A taxonomy-independent approach to cluster environmental shotgun reads, by considering k-mer frequency in reads and Markov properties of the inferred OTUs. Tested on twelve simulated datasets, MBBC reliably estimated the species number, the genome size, and the relative abundance of each species, independent of whether there are errors in reads. Tested on multiple experimental datasets, MBBC outperformed two state-of-the-art taxonomy-independent methods, in terms of the accuracy of the estimated species number, genome sizes, and percentages of correctly assigned reads, among other metrics.


A two-phase algorithm for the binning of metagenomic reads without using reference genomes. Instead of directly clustering reads, the main idea of BiMeta is to provide an additional preprocessing phase in which reads potentially belonging to the same cluster are grouped and each group is presented by a so-called seed of non-overlapping reads. The idea is motivated by a careful observation of the l-mer frequency distributions on sets of non-overlapping reads extracted from microbial genomes.

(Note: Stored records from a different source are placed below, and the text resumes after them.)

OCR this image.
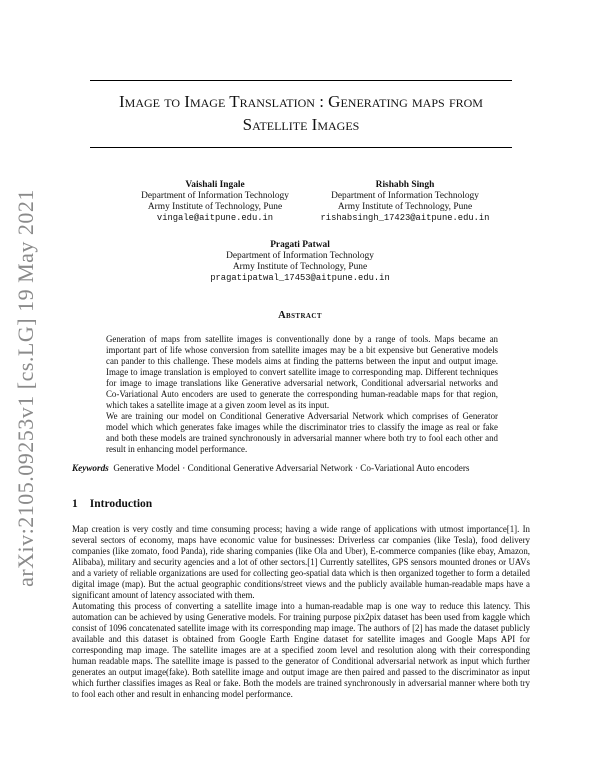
arXiv:2105.09253v1 [cs.LG] 19 May 2021
Image to Image Translation : Generating maps from
Satellite Images
Vaishali Ingale
Department of Information Technology
Army Institute of Technology, Pune
vingale@aitpune.edu.in
Rishabh Singh
Department of Information Technology
Army Institute of Technology, Pune
rishabsingh_17423@aitpune.edu.in
Pragati Patwal
Department of Information Technology
Army Institute of Technology, Pune
pragatipatwal_17453@aitpune.edu.in
Abstract

Generation of maps from satellite images is conventionally done by a range of tools. Maps became an important part of life whose conversion from satellite images may be a bit expensive but Generative models can pander to this challenge. These models aims at finding the patterns between the input and output image. Image to image translation is employed to convert satellite image to corresponding map. Different techniques for image to image translations like Generative adversarial network, Conditional adversarial networks and Co-Variational Auto encoders are used to generate the corresponding human-readable maps for that region, which takes a satellite image at a given zoom level as its input.

We are training our model on Conditional Generative Adversarial Network which comprises of Generator model which which generates fake images while the discriminator tries to classify the image as real or fake and both these models are trained synchronously in adversarial manner where both try to fool each other and result in enhancing model performance.

Keywords Generative Model · Conditional Generative Adversarial Network · Co-Variational Auto encoders
1 Introduction

Map creation is very costly and time consuming process; having a wide range of applications with utmost importance[1]. In several sectors of economy, maps have economic value for businesses: Driverless car companies (like Tesla), food delivery companies (like zomato, food Panda), ride sharing companies (like Ola and Uber), E-commerce companies (like ebay, Amazon, Alibaba), military and security agencies and a lot of other sectors.[1] Currently satellites, GPS sensors mounted drones or UAVs and a variety of reliable organizations are used for collecting geo-spatial data which is then organized together to form a detailed digital image (map). But the actual geographic conditions/street views and the publicly available human-readable maps have a significant amount of latency associated with them.

Automating this process of converting a satellite image into a human-readable map is one way to reduce this latency. This automation can be achieved by using Generative models. For training purpose pix2pix dataset has been used from kaggle which consist of 1096 concatenated satellite image with its corresponding map image. The authors of [2] has made the dataset publicly available and this dataset is obtained from Google Earth Engine dataset for satellite images and Google Maps API for corresponding map image. The satellite images are at a specified zoom level and resolution along with their corresponding human readable maps. The satellite image is passed to the generator of Conditional adversarial network as input which further generates an output image(fake). Both satellite image and output image are then paired and passed to the discriminator as input which further classifies images as Real or fake. Both the models are trained synchronously in adversarial manner where both try to fool each other and result in enhancing model performance.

BiMeta demonstrates to be able to achieve higher performance than the state-of-the-art binning algorithms on both simulated and real metagenomic datasets. Another strength of BiMeta is that it can work well with both short and long reads.

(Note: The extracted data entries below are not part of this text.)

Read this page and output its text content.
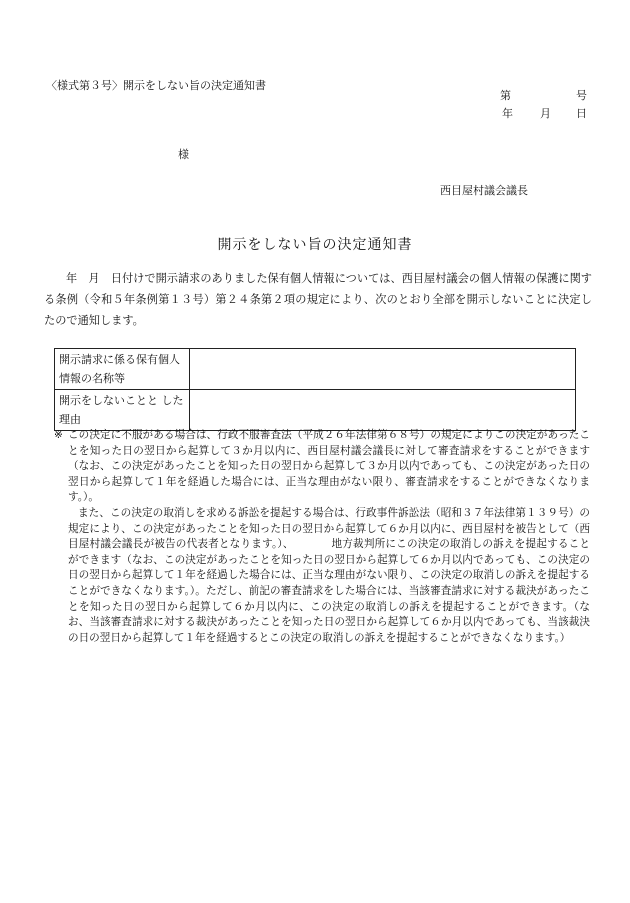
〈様式第３号〉開示をしない旨の決定通知書
第	号
年 月 日
様
西目屋村議会議長
開示をしない旨の決定通知書

年　月　日付けで開示請求のありました保有個人情報については、西目屋村議会の個人情報の保護に関する条例（令和５年条例第１３号）第２４条第２項の規定により、次のとおり全部を開示しないことに決定したので通知します。

開示請求に係る保有個人情報の名称等	
開示をしないことと した理由	
※ この決定に不服がある場合は、行政不服審査法（平成２６年法律第６８号）の規定によりこの決定があったことを知った日の翌日から起算して３か月以内に、西目屋村議会議長に対して審査請求をすることができます（なお、この決定があったことを知った日の翌日から起算して３か月以内であっても、この決定があった日の翌日から起算して１年を経過した場合には、正当な理由がない限り、審査請求をすることができなくなります。）。

また、この決定の取消しを求める訴訟を提起する場合は、行政事件訴訟法（昭和３７年法律第１３９号）の規定により、この決定があったことを知った日の翌日から起算して６か月以内に、西目屋村を被告として（西目屋村議会議長が被告の代表者となります。）、　　　　地方裁判所にこの決定の取消しの訴えを提起することができます（なお、この決定があったことを知った日の翌日から起算して６か月以内であっても、この決定の日の翌日から起算して１年を経過した場合には、正当な理由がない限り、この決定の取消しの訴えを提起することができなくなります。）。ただし、前記の審査請求をした場合には、当該審査請求に対する裁決があったことを知った日の翌日から起算して６か月以内に、この決定の取消しの訴えを提起することができます。（なお、当該審査請求に対する裁決があったことを知った日の翌日から起算して６か月以内であっても、当該裁決の日の翌日から起算して１年を経過するとこの決定の取消しの訴えを提起することができなくなります。）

S-GSOM / Seeded Growing Self-Organising Map

Automatically identify clusters in the feature map using the already-available labelled samples (seeds). S-GSOM is an algorithm that consists of three core procedures: (1) the very small amounts of available or selected seeds are combined with other unlabeled samples; (2) the combined samples are presented to GSOM for training in which the seeds are treated the same as the unlabeled data; and (3) S-GSOM performs an extra phase, the cluster identification phase, as post-processing.

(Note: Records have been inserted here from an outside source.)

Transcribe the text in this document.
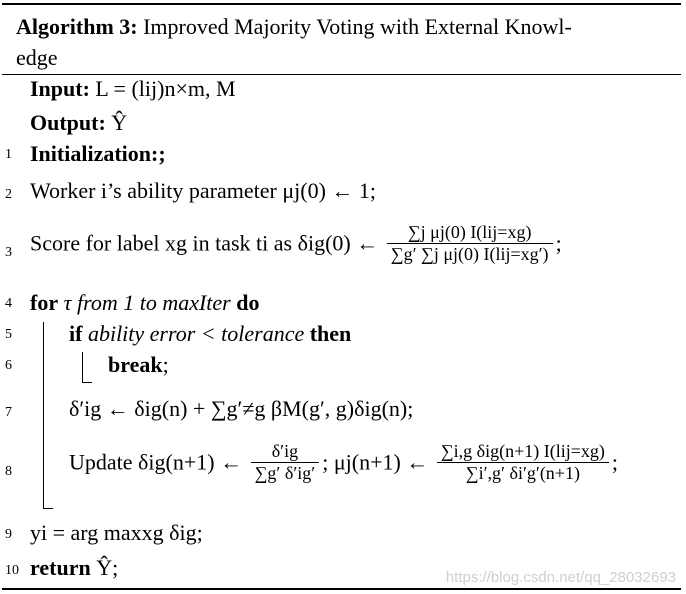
Algorithm 3: Improved Majority Voting with External Knowl-
edge
Input: L = (lij)n×m, M
Output: Ŷ
1 Initialization:;
2 Worker i’s ability parameter μj(0) ← 1;
3 Score for label xg in task ti as δig(0) ← $\frac{\text{∑j μj(0) I(lij=xg)}}{\text{∑g′ ∑j μj(0) I(lij=xg′)}}$ ;
4 for τ from 1 to maxIter do
5	if ability error < tolerance then
6	break;
7	δ′ig ← δig(n) + ∑g′≠g βM(g′, g)δig(n);
8	Update δig(n+1) ← $\frac{\delta'ig}{\sum g' \delta'ig'}$ ; μj(n+1) ← $\frac{\text{∑i,g δig(n+1) I(lij=xg)}}{\sum i',g' \delta i'g'(n+1)}$ ;
9 yi = arg maxxg δig;
10 return Ŷ;	https://blog.csdn.net/qq_28032693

Carries out clustering on a simplified subset of contigs to maximize scaling according to metagenomic complexity from individual metagenome assemblies. Autometa is an algorithm that bins microbial genomes de novo from single shotgun metagenomes using sequence homology, coverage, and nucleotide composition to distinguish between contigs. The presence of marker genes can be used to estimate the genome completeness of bins, as well as the level of contamination, as each marker should only be detected once per bin.


Phylogenetically classifies variable-length DNA sequence fragments. PhyloPythia is a method that uses sequence composition to phylogenetically characterize sequence fragments. The software allows the phylogenetic classification of genomic fragments ≥ 1–3 kb for all taxonomic ranks considered (domain, phylum, class, order and genus). PhyloPythia can also achieve this for fragments originating from new organisms. It was used PhyloPythia to analyse three metagenomes: the Sargasso Sea sample and two samples of Enhanced Biological Phosphorus Removal (EBPR)-sludge used in industrial wastewater processing.


Allows user to obtain the specified species from next-generation sequencing (NGS) short reads. MetaObtainer uses overlap information to group short reads and then uses composition information to obtain specified species. It was compared with TOSS (another NGS reads classification tool) and tested on some synthetic datasets with different numbers of species, phylogenetic distances between species, abundance ratios, and sequencing error rates. The results show that the tool can perform well with large-scale datasets on personal computers with acceptable time.